IEEE Trans Biomed Circuits Syst. 2021 Apr;15(2):259-269. doi: 10.1109/TBCAS.2021.3064841. Epub 2021 May 25.
Due to the movement expressiveness and privacy assurance of human skeleton data, 3D skeleton-based action inference is becoming popular in healthcare applications. These scenarios call for more advanced performance in application-specific algorithms and efficient hardware support. Warnings on health emergencies sensitive to response speed require low latency output and action early detection capabilities. Medical monitoring that works in an always-on edge platform needs the system processor to have extreme energy efficiency. Therefore, in this paper, we propose the MC-LSTM, a functional and versatile 3D skeleton-based action detection system, for the above demands. Our system achieves state-of-the-art accuracy on trimmed and untrimmed cases of general-purpose and medical-specific datasets with early-detection features. Further, the MC-LSTM accelerator supports parallel inference on up to 64 input channels. The implementation on Xilinx ZCU104 reaches a throughput of 18 658 Frames-Per-Second (FPS) and an inference latency of 3.5 ms with the batch size of 64. Accordingly, the power consumption is 3.6 W for the whole FPGA+ARM system, which is 37.8x and 10.4x more energy-efficient than the high-end Titan X GPU and i7-9700 CPU, respectively. Meanwhile, our accelerator also keeps a 4 ∼ 5x energy efficiency advantage against the low-power high-performance Firefly-RK3399 board carrying an ARM Cortex-A72+A53 CPU. We further synthesize an 8-bit quantized version on the same hardware, providing a 48.8% increase in energy efficiency under the same throughput.

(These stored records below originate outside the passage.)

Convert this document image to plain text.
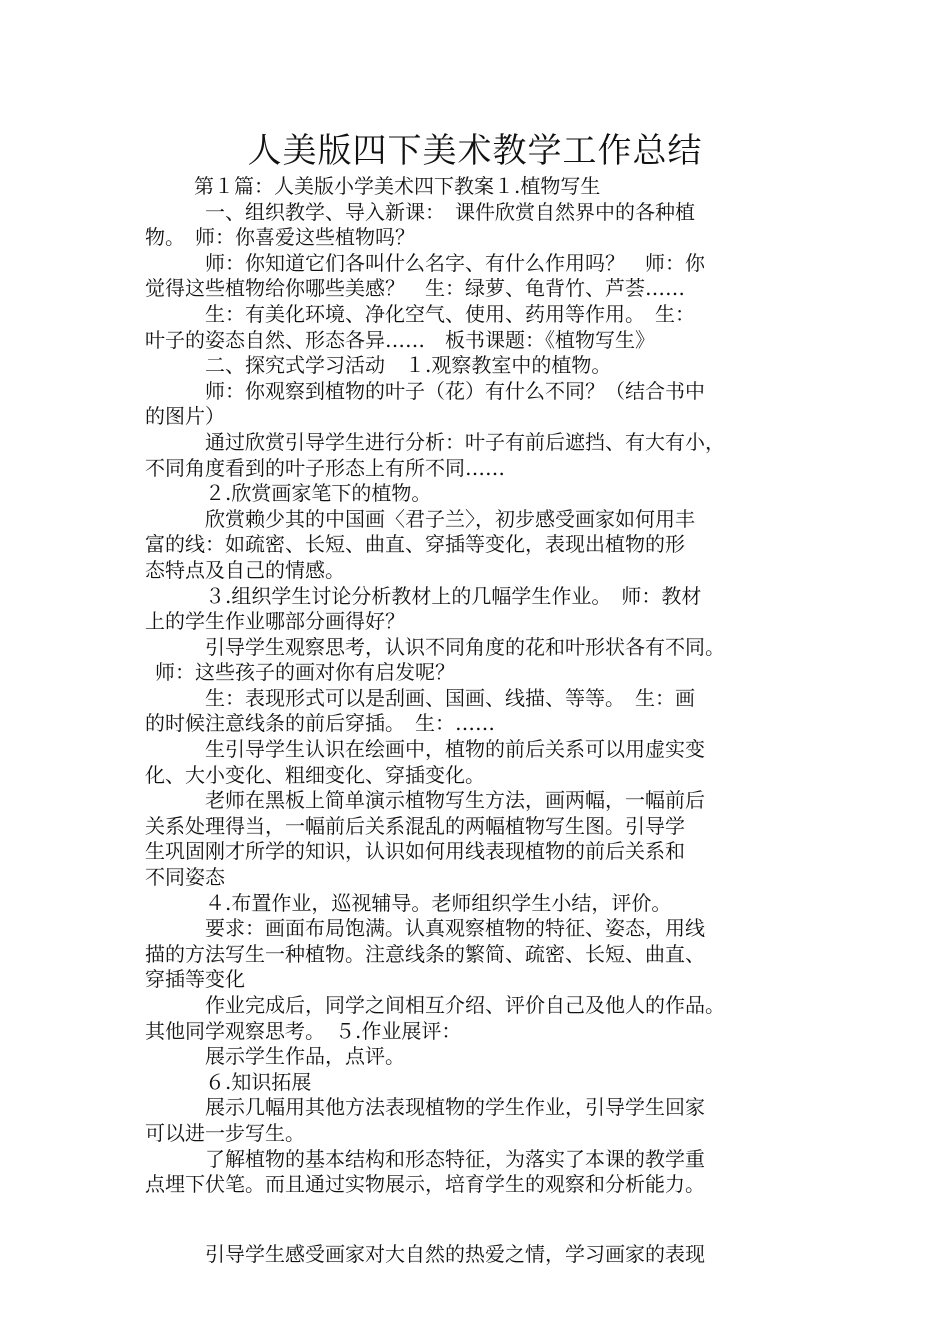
人美版四下美术教学工作总结
第１篇：人美版小学美术四下教案１.植物写生
一、组织教学、导入新课：　课件欣赏自然界中的各种植
物。　师：你喜爱这些植物吗？
师：你知道它们各叫什么名字、有什么作用吗？　师：你
觉得这些植物给你哪些美感？　生：绿萝、龟背竹、芦荟……
生：有美化环境、净化空气、使用、药用等作用。　生：
叶子的姿态自然、形态各异……　板书课题：《植物写生》
二、探究式学习活动　１.观察教室中的植物。
师：你观察到植物的叶子（花）有什么不同？（结合书中
的图片）
通过欣赏引导学生进行分析：叶子有前后遮挡、有大有小，
不同角度看到的叶子形态上有所不同……
２.欣赏画家笔下的植物。
欣赏赖少其的中国画〈君子兰〉，初步感受画家如何用丰
富的线：如疏密、长短、曲直、穿插等变化，表现出植物的形
态特点及自己的情感。
３.组织学生讨论分析教材上的几幅学生作业。　师：教材
上的学生作业哪部分画得好？
引导学生观察思考，认识不同角度的花和叶形状各有不同。
师：这些孩子的画对你有启发呢？
生：表现形式可以是刮画、国画、线描、等等。　生：画
的时候注意线条的前后穿插。　生：……
生引导学生认识在绘画中，植物的前后关系可以用虚实变
化、大小变化、粗细变化、穿插变化。
老师在黑板上简单演示植物写生方法，画两幅，一幅前后
关系处理得当，一幅前后关系混乱的两幅植物写生图。引导学
生巩固刚才所学的知识，认识如何用线表现植物的前后关系和
不同姿态
４.布置作业，巡视辅导。老师组织学生小结，评价。
要求：画面布局饱满。认真观察植物的特征、姿态，用线
描的方法写生一种植物。注意线条的繁简、疏密、长短、曲直、
穿插等变化
作业完成后，同学之间相互介绍、评价自己及他人的作品。
其他同学观察思考。　５.作业展评：
展示学生作品，点评。
６.知识拓展
展示几幅用其他方法表现植物的学生作业，引导学生回家
可以进一步写生。
了解植物的基本结构和形态特征，为落实了本课的教学重
点埋下伏笔。而且通过实物展示，培育学生的观察和分析能力。
引导学生感受画家对大自然的热爱之情，学习画家的表现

由于人类骨骼数据的运动表现力和隐私保障性,基于 3D 骨骼的动作推断在医疗保健应用中变得越来越流行。这些场景需要在特定于应用的算法和高效的硬件支持方面取得更先进的性能。对响应速度敏感的健康紧急情况的警告需要低延迟输出和早期动作检测能力。在始终开启的边缘平台上运行的医疗监测需要系统处理器具有极高的能效。因此,在本文中,我们提出了 MC-LSTM,这是一种功能强大且通用的基于 3D 骨骼的动作检测系统,用于满足上述需求。我们的系统在通用和医疗特定数据集的修剪和未修剪情况下实现了最先进的准确性,并具有早期检测功能。此外,MC-LSTM 加速器支持多达 64 个输入通道的并行推断。在 Xilinx ZCU104 上的实现达到了 18,658 帧每秒(FPS)的吞吐量和 3.5 毫秒的推断延迟,批量大小为 64。因此,整个 FPGA+ARM 系统的功耗为 3.6W,与高端 Titan X GPU 和 i7-9700 CPU 相比,分别节能 37.8 倍和 10.4 倍。同时,我们的加速器在搭载 ARM Cortex-A72+A53 CPU 的低功耗高性能 Firefly-RK3399 板上也保持了 4 到 5 倍的能效优势。我们还在相同的硬件上综合了一个 8 位量化版本,在相同的吞吐量下提供了 48.8%的能效提升。